DT_model = DT_model.fit(X_train, y_train)

## predict!
y_train_pred = DT_model.predict(X_train)
y_val_pred = DT_model.predict(X_val)

## so we get the pred result
y_val_pred[:10]

### 3.1.2 Evaluation of DT

In [None]:
## accuracy
from sklearn.metrics import accuracy_score

acc_train = accuracy_score(y_true=y_train, y_pred=y_train_pred)
acc_val = accuracy_score(y_true=y_val, y_pred=y_val_pred)

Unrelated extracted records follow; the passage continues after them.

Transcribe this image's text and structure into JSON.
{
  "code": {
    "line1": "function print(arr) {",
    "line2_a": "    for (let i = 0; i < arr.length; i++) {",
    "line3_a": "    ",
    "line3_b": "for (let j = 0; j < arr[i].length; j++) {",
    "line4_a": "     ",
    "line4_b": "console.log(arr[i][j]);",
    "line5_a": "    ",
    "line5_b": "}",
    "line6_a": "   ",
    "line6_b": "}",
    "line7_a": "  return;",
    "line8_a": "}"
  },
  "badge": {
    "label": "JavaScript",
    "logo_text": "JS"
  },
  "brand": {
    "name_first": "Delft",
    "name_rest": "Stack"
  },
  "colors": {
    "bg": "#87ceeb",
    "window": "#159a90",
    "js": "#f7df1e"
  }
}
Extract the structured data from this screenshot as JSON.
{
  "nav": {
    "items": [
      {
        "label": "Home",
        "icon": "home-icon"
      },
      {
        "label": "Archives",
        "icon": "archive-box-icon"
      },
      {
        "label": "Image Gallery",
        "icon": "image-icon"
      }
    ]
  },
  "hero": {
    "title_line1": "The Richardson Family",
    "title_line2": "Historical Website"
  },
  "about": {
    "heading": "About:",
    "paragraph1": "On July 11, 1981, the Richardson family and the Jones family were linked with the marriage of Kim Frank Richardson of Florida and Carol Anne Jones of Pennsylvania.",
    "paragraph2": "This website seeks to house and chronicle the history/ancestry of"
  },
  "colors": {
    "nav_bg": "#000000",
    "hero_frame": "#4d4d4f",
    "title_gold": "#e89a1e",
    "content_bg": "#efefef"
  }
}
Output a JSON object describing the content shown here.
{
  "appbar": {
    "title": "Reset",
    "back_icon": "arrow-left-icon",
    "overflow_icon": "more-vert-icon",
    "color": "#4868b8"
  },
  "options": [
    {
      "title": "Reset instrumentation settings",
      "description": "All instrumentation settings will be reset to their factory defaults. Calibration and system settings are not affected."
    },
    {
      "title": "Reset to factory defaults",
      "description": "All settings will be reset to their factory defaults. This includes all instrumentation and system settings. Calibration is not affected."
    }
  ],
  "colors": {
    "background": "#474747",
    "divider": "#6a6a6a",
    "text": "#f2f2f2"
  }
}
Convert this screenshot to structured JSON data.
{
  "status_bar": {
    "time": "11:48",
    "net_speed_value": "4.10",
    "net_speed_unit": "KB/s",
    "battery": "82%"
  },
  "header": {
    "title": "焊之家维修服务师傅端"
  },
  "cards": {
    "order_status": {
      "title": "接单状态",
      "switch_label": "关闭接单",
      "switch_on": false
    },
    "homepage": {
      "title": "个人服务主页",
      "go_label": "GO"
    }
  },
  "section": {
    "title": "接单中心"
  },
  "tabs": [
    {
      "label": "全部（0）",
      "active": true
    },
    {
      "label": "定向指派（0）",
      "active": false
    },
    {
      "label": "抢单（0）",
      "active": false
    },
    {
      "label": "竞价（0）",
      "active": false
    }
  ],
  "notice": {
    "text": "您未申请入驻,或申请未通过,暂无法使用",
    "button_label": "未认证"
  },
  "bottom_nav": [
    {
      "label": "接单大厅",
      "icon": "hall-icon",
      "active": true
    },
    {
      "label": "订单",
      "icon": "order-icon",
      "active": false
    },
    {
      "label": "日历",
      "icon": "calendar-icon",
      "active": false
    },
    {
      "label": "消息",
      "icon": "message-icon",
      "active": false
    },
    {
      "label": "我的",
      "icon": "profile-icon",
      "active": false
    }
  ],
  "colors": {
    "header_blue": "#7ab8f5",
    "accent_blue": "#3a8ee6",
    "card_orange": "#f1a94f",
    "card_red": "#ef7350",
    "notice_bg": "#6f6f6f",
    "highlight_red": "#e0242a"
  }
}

print('training accuracy: {}'.format(round(acc_train, 2)))
print('testing accuracy: {}'.format(round(acc_val, 2)))

In [None]:
## precision, recall, f1-score,
from sklearn.metrics import classification_report

print(classification_report(y_true=y_val, y_pred=y_val_pred))

In [None]:
## check by confusion matrix
from sklearn.metrics import confusion_matrix

cm = confusion_matrix(y_true=y_val, y_pred=y_val_pred) 
print(cm)

In [None]:
# Funciton for visualizing confusion_matrix
import matplotlib.pyplot as plt
import seaborn as sns
import numpy as np
import itertools

def plot_confusion_matrix(cm, classes, title='Confusion matrix',
                          cmap=sns.cubehelix_palette(as_cmap=True)):
    """
    This function is modified from: 
    http://scikit-learn.org/stable/auto_examples/model_selection/plot_confusion_matrix.html
    """
    classes.sort()
    tick_marks = np.arange(len(classes))    
    
    fig, ax = plt.subplots(figsize=(8,8))
    im = ax.imshow(cm, interpolation='nearest', cmap=cmap)
    ax.figure.colorbar(im, ax=ax)
    ax.set(xticks=np.arange(cm.shape[1]),
           yticks=np.arange(cm.shape[0]),
           xticklabels = classes,
           yticklabels = classes,
           title = title,
           xlabel = 'True label',
           ylabel = 'Predicted label')

    fmt = 'd'
    thresh = cm.max() / 2.
    for i, j in itertools.product(range(cm.shape[0]), range(cm.shape[1])):
        plt.text(j, i, format(cm[i, j], fmt), horizontalalignment="center", color="white" if cm[i, j] > thresh else "black")
    ylim_top = len(classes) - 0.5
    plt.ylim([ylim_top, -.5])
    plt.tight_layout()
    plt.show()

In [None]:
# plot your confusion matrix
my_tags = ['anger', 'anticipation', 'disgust', 'fear', 'sadness', 'surprise', 'trust', 'joy']
plot_confusion_matrix(cm, classes=my_tags, title='Confusion matrix')

## Output Result

In [None]:
# Load data
X_test = test['text']

# Transform X
X_test = TFIDF_500.transform(X_test)
print('X_test.shape: ', X_test.shape)

# Predict
y_test_pred = DT_model.predict(X_test)
print (y_test_pred[:10])

In [None]:
# Submission
submission = pd.DataFrame({'id':test['tweet_id'],'emotion':y_test_pred})
submission.head()

In [None]:
# Check the shape
submission.shape

In [None]:
path = 'Result/'
filename = 'DT_TFIDF500.csv'
submission.to_csv(path+filename, index=False)
print('Saved file: ' + filename)